I've almost never really enjoyed any job I've ever had. Tolerated would be more accurate. It's not for lack of work ethic, but most things I've had to do aren't interesting or fulfilling in any way. There was a couple of times where this wasn't the case. Along this line of was how my bad day translated into a bad year.
In this instance, I used to be an assistant manager at a Wizards of the Coast retail store. The pay was lousy, but I was in my wheelhouse on several levels. I got paid to run weekly dungeons and dragons games, was able to learn of many new games to play, and had the time off to routinely attend live action Vampire the Masquerade sessions. I also met a great young woman at the time. But none of it could last.
One afternoon, I was called in to the back office and told I was fired. They would not explain why, although I had some ideas. One of the managers was a jealous ex of that young woman I mentioned and by then, we were done and she was back with him. Never date co-workers, people. Coupling this was the fact they fired me on my birthday.
"What? We didn't know..." I pointed to the calendar directly next to them that indicated as such.

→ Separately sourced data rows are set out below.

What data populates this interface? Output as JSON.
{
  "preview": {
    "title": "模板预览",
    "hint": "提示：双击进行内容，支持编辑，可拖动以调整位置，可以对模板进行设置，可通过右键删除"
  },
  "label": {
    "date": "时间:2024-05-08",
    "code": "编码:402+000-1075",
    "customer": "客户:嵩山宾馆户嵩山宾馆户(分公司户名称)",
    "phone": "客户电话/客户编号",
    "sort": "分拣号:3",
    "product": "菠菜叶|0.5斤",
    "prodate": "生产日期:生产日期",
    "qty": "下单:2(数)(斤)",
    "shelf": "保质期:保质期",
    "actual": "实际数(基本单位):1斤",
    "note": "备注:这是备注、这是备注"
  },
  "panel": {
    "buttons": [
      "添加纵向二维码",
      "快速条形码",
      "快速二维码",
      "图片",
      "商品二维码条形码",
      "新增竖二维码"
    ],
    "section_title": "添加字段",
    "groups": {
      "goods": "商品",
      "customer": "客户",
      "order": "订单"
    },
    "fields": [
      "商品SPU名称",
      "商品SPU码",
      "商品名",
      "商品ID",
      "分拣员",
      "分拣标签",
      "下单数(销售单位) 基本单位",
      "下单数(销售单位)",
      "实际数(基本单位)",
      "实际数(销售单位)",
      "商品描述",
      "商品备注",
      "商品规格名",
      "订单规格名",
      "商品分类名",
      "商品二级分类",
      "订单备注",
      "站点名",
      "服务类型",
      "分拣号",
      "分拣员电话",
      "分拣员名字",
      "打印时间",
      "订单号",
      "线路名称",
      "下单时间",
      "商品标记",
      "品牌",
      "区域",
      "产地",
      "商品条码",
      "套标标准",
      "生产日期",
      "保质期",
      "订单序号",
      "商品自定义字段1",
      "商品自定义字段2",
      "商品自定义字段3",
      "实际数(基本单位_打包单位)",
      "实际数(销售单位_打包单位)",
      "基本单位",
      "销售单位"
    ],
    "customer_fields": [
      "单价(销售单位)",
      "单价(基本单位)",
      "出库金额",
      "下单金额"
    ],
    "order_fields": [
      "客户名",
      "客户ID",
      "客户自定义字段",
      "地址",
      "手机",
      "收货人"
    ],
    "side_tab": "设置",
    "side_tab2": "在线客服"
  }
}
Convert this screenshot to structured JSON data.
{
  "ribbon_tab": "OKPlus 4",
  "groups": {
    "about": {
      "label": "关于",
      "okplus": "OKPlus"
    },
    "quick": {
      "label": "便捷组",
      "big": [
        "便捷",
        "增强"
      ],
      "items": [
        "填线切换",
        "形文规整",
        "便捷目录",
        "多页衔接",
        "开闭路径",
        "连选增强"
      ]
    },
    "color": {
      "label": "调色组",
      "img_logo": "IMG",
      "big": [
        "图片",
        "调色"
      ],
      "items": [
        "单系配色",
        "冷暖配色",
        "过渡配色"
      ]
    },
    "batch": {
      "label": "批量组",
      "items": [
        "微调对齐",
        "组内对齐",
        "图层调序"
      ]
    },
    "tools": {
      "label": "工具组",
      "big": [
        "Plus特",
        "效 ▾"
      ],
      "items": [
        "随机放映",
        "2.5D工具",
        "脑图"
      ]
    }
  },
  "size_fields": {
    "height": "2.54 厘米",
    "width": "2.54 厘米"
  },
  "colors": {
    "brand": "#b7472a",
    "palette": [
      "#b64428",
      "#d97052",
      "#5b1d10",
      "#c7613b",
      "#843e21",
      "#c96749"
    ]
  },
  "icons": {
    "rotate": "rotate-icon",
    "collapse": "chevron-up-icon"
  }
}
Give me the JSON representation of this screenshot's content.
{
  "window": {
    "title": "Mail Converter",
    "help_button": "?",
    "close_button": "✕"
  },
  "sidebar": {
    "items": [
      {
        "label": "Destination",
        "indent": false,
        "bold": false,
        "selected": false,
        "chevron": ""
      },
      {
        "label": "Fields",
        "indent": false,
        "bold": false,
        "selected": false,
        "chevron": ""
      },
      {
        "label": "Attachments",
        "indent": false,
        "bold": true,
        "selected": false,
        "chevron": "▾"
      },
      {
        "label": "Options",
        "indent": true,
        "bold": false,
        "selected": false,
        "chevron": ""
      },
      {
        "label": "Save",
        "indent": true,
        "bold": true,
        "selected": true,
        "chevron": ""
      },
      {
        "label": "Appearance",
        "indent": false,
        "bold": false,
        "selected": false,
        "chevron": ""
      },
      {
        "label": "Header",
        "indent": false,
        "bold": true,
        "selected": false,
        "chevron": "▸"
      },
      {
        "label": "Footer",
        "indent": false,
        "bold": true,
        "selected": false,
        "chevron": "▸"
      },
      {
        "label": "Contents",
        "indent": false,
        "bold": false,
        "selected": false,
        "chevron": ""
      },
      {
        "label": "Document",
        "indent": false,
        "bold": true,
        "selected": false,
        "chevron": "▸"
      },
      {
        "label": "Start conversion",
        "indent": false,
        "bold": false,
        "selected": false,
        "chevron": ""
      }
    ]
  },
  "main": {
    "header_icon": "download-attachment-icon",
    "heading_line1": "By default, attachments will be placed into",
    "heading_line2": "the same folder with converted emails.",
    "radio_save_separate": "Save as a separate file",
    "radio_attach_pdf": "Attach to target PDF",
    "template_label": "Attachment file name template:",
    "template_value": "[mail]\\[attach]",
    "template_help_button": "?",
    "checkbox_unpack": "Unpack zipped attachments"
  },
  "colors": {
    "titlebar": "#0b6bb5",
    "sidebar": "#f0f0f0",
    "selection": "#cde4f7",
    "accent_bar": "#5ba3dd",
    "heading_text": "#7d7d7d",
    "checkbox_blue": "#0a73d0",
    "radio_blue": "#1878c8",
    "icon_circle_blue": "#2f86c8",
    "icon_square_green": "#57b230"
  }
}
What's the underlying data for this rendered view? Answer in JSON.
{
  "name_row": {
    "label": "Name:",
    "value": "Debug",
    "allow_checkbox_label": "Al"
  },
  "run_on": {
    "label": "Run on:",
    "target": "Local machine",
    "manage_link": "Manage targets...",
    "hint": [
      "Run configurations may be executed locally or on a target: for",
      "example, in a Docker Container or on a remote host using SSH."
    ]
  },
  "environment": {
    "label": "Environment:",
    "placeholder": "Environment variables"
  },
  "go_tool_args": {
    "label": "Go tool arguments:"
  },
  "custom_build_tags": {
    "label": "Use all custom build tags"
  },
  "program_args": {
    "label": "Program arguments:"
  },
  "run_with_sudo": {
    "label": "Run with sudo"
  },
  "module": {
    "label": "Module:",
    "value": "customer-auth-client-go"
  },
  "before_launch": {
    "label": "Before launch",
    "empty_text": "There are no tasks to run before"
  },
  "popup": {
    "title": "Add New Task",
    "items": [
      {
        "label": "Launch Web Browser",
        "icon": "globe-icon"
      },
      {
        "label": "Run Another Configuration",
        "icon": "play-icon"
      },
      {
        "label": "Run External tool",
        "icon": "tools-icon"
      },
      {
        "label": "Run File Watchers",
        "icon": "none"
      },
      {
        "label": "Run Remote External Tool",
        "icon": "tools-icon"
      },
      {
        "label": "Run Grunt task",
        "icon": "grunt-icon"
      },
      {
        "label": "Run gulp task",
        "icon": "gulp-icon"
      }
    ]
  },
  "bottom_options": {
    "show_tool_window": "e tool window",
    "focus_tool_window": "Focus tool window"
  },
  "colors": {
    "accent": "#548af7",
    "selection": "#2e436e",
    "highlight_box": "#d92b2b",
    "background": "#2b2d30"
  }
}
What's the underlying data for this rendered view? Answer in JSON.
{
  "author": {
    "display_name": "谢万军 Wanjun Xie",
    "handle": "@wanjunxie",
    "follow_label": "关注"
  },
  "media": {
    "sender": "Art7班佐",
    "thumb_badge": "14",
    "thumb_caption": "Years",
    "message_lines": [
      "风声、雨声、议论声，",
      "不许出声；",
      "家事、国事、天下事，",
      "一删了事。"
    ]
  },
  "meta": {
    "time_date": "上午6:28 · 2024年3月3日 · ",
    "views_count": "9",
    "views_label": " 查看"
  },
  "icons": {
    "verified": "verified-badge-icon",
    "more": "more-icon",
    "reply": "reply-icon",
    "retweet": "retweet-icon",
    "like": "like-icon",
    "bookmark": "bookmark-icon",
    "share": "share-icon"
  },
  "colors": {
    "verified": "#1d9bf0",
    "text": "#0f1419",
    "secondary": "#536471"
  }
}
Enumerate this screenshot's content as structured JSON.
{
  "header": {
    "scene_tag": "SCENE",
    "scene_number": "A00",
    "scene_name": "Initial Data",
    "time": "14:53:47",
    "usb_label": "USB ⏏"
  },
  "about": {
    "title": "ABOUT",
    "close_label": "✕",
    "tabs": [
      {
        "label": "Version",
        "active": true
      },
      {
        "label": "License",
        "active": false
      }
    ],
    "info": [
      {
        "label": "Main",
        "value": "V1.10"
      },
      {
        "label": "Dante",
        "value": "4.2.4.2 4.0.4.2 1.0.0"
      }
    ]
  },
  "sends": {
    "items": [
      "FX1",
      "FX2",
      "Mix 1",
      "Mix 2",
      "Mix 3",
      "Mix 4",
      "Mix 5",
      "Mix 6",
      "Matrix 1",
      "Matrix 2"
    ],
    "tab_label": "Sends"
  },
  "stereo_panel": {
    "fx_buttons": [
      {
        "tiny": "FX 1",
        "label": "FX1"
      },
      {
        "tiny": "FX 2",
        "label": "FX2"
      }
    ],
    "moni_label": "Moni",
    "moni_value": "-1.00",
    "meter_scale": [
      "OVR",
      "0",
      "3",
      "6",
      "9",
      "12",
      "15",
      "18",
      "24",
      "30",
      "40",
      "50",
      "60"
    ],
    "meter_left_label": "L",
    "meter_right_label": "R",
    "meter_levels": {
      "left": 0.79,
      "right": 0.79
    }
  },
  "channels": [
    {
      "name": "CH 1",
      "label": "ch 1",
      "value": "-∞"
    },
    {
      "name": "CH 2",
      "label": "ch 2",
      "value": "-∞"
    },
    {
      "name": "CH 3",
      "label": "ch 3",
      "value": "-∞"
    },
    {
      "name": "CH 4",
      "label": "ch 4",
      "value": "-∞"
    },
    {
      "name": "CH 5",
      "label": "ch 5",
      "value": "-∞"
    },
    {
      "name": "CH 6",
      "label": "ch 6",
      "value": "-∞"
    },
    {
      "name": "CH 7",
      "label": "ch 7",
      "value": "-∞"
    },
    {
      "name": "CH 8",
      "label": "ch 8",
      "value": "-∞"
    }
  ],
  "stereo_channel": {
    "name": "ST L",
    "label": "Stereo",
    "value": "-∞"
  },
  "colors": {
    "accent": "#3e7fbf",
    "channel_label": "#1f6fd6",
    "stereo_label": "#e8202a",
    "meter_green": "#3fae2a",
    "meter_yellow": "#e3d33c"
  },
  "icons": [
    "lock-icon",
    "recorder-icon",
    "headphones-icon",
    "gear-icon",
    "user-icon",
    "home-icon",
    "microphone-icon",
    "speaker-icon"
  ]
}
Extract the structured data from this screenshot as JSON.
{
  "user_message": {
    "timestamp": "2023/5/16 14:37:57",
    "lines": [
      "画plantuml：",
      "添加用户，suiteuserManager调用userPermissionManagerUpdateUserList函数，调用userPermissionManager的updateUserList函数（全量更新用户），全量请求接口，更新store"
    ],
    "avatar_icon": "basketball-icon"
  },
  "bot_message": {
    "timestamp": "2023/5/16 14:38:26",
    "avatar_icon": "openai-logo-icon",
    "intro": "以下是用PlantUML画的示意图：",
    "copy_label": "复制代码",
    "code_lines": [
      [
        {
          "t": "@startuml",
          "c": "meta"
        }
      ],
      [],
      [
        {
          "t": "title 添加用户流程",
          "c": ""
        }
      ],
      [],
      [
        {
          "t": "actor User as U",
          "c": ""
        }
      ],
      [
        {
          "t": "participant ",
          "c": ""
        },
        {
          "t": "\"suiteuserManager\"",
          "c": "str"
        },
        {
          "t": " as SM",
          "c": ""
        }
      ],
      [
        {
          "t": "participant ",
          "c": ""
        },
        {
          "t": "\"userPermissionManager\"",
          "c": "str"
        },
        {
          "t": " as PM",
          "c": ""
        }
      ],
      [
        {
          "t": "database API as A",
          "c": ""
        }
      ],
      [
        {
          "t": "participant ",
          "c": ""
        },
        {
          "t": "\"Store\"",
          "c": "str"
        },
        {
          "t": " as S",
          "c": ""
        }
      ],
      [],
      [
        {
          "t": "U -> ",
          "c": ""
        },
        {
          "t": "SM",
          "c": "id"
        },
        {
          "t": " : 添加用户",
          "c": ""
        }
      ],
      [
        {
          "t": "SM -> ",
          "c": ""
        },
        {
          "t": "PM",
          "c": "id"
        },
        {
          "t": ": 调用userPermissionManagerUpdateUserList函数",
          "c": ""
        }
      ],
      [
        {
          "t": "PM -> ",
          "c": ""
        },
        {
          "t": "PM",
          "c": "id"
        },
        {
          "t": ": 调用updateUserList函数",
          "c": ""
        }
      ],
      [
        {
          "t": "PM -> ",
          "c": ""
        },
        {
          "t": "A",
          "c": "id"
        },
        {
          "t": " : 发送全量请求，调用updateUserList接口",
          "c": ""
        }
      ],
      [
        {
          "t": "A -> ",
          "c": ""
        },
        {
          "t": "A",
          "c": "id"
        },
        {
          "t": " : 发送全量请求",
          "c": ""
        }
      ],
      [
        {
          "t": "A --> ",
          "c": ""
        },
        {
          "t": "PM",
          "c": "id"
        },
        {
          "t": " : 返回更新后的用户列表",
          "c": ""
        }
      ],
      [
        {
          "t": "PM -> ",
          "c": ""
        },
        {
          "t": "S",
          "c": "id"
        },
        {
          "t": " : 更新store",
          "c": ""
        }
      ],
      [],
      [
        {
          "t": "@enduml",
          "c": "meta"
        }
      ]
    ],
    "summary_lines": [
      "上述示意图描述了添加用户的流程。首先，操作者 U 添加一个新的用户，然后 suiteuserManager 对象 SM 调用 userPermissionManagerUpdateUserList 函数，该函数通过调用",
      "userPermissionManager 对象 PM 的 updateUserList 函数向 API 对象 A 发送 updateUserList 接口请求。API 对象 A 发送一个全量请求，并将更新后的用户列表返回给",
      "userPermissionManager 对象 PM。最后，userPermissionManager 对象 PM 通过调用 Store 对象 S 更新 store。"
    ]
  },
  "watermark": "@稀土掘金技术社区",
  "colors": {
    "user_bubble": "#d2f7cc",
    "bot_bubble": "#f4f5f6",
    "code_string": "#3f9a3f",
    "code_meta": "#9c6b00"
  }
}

I fell into a deep depression for months following this. I had no meaningful job skills beyond retail and stock. No one wanted me. Unemployment wouldn't pay me anything since I was fired. I ran though all my savings during this time and they turned off my credit card. I did a moving job during this time to make ends meet and got stuck in a truck cab with a chain smoker. This resulted in me developing an acute throat infection that nearly had me asphyxiate several months later since I had no insurance or money to take care of it. And the emergency room visit from that wasn't entirely covered by charity care, which I later found out when they stuck me with an overdue medical bill of several hundred dollars because 'charity care doesn't cover doctors, only the ER visit'.
I was becoming increasingly fatalistic and was losing the will to live. I tried entering the national guard thinking I could catch a bullet in some conflict and spare my mother the idea any notion that I was ready to leave the world but I was rejected over the phone on grounds that I had bad knees which made getting up from a crouch difficult. They wouldn't hear otherwise. I had so little agency in life that I couldn't even elect to die on my own terms.
After all of this, I developed Cotard's Delusion for a week. Let me tell you, that was a surreal mind space to be in. I stopped eating, just drank water and wandered listlessly around town in the early hours looking for change in payphone booths. I found myself staring at the sky often, particularly at the sun, and feeling peaceful about it all. Then it just... ended.
All of this was a long long time ago and obviously, I've turned things around. But I still remember my longest year from having one really bad day.